Singh brothers quit Fortis Board
09 Feb 2018
Fortis announced Thursday that Malvinder Singh is resigning from his executive chairman role and Shivinder Singh is stepping down as vice chairman. The brothers cited the high court judgment relating Daiichi Sankyo which they previously controlled, saying their resignation would ''free the organization from any encumbrances whatsoever that may be linked to the Promoters''.
Malvinder and Shivinder Singh |
Meanwhile, Bloomberg reported today citing people with knowledge of the matter, the brothers took at least Rs500 crore ($78 million) out of the publicly-traded hospital company Fortis Healthcare Ltd that they control, without board approval about a year ago,.
The funds were reported on the balance sheet of Fortis Healthcare as cash and cash equivalents, but the money was routed and placed under the control of the Singhs at the time, according to the sources.
Fortis's auditor Deloitte Haskins & Sells LLP refused to sign off on the company's second-quarter results until the funds were accounted for or returned, the people said.
Meanwhile late on Thursday, the Singh brothers – also the promoters of Ranbaxy Laboratories - stepped down from the Fortis board in connection with a case against Japan's Daiichi Sankyo which they lost in the Delhi High Court (See: Ranbaxy's Singh bros must pay Daiichi Rs3,500 cr, rules HC).
It wasn't immediately clear what the Singhs may have used the funds for. Malvinder and Shivinder Singh have been working to pay back the money so the company can release its results, Bloomberg's sources said.
A spokesman for Fortis said the company loaned Rs473 crore to ''certain corporate bodies in normal course of treasury operations'' as of July 2017, and in the third quarter of the current financial year those companies subsequently became part of the Singhs' corporate group. The loans have since been recognised as related party transactions and repayment has commenced, the spokesman said in an emailed statement.
India's Companies Act requires board approval for related party transactions, and when they exceed a prescribed size, approval from shareholders is required. Those who authorise a related-party transaction without the proper approvals can be punished under Indian law with up to a year in prison or a fine of Rs5 lakh.
A Deloitte spokesman directed questions to Fortis, saying the auditing firm can't comment on specific client matters due to confidentiality obligations.
Fortis, India's second-largest hospital chain, announced on Thursday it would report both its second- and third-quarter results on 13 February. The company reported cash and cash equivalents of Rs540 crore as of 31 March, compared to Rs140 crore in the previous year.
The efforts to address the issue with Fortis's balance sheet come amid mounting legal and financial woes for the Singhs, third-generation magnates of a family that traces its fortune back to pre-Independence India. Now, the brothers are looking to sell chunks of their health care-to-finance empire as their main holding company grapples with a debt load that stood at around $1.5 billion in its 2016 fiscal-year filing, and has already seen one default.
In their joint resignation letter on Thursday, the brothers requested the board ''look into all inter-group transactions and distance the Promoter Group from Fortis Healthcare Limited in a manner that enables continuity of the operations of the organisation''.
In Indian businesses, the promoters effectively control a company and often hold the largest stake. The brothers own about 34 per cent of Fortis, according to exchange filings.
The brothers are also facing a lawsuit brought by New York-based private equity firm Siguler Guff & Co., which accused them of ''siphoning'' money out of another publicly-traded firm they control to help them manage their personal debts, according to documents filed with the Delhi High Court.
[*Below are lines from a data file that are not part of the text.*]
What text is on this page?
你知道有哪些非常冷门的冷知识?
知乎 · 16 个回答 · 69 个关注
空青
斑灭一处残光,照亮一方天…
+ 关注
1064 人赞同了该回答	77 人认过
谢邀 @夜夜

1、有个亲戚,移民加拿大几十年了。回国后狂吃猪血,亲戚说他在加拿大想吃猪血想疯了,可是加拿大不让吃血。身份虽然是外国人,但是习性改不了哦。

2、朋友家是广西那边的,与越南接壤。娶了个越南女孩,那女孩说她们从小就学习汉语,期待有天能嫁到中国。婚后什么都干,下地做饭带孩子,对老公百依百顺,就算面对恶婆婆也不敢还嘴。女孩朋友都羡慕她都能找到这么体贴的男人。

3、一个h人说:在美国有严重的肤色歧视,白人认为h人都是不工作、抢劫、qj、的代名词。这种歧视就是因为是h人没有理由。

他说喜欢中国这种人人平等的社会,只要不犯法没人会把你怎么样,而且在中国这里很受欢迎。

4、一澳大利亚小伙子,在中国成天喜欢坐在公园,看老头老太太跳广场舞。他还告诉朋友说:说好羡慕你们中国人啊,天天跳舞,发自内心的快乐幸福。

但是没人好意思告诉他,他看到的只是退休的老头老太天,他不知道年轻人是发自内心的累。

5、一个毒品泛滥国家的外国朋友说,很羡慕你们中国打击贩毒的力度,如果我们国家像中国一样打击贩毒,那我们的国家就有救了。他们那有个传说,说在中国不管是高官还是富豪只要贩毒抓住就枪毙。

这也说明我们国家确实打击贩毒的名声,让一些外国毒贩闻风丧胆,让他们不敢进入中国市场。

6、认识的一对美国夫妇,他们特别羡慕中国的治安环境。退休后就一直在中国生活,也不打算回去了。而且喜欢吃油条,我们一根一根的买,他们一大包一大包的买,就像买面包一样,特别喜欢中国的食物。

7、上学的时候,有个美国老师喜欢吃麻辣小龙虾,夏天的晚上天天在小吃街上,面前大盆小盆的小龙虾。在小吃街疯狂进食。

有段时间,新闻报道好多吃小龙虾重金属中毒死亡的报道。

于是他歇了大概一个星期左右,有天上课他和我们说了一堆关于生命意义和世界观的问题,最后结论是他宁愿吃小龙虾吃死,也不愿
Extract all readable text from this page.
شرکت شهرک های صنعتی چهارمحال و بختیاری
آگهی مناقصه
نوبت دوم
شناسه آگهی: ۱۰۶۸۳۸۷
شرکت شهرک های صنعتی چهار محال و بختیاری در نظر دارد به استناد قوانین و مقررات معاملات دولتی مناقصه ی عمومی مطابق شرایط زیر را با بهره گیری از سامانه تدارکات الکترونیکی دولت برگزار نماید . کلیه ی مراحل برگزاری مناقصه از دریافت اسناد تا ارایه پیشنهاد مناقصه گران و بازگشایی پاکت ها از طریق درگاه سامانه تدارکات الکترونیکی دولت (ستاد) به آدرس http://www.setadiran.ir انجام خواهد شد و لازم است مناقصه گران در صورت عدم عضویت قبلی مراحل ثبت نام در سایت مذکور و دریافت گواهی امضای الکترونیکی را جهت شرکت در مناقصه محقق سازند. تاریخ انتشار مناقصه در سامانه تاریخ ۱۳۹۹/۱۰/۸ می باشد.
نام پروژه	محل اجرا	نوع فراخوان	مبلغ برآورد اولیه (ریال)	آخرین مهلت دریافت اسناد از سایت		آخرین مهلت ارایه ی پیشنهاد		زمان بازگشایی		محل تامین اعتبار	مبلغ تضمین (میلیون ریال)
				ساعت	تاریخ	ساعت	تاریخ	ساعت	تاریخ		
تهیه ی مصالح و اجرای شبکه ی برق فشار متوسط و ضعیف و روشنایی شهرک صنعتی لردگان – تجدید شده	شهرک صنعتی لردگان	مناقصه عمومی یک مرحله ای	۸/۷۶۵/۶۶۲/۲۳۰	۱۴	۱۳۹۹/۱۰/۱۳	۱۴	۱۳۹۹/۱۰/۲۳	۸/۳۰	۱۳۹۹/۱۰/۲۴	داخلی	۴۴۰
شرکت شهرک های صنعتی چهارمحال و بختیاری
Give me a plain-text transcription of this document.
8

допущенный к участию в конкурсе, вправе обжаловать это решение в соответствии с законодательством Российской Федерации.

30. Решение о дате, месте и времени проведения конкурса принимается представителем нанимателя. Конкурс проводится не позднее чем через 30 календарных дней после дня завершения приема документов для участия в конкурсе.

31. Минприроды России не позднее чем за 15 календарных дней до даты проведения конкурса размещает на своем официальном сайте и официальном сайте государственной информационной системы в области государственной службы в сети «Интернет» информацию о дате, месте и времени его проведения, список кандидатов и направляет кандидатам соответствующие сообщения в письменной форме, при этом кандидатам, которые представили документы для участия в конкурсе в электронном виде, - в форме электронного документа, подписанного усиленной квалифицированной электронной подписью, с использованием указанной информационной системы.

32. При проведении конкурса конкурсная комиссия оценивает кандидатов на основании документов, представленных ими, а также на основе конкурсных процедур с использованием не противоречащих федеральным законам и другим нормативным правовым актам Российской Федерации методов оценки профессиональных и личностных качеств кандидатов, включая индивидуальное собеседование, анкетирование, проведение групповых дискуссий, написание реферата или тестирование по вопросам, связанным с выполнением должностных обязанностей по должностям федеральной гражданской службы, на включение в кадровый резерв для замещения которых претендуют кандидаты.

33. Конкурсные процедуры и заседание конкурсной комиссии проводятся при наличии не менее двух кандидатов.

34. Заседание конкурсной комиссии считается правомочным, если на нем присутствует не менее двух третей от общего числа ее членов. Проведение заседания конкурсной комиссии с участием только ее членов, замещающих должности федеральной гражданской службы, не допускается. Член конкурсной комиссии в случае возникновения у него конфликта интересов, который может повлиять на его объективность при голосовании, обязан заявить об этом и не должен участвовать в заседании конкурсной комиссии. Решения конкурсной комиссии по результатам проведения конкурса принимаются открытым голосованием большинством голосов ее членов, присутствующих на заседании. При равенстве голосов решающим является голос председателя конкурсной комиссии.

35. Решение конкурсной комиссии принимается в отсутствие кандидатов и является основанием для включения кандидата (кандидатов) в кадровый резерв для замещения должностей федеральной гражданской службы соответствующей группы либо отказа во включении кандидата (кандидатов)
The small business lending arm of the Singhs' financial services firm, Religare Enterprises Ltd, made 21 loans to a number of seemingly independent companies that routed at least $300 million back to closely held Singh firms on the same day, according to a central bank investigation of the company's fiscal 2016 books filed in Delhi as part of the suit. The Singhs have said the allegations are ''completely baseless'' and said they have responded to them in court.
Fortis said in an exchange filing, it delayed releasing its results for the quarter that ended 30 September because its board was occupied pursuing a buyout of a Singapore-listed real estate trust that has acted as a kind of landlord to Fortis's hospitals. On 16 January, Fortis announced the exclusivity period for its negotiations of the proposed Rs4,650 crore deal would be extended to 12 February.
The Supreme Court has ordered the Singh brothers not to sell or dilute their shareholding in Fortis until it decides on Daiichi's petition to place a longer-term halt on asset sales by the Singhs. The siblings are contesting that ruling.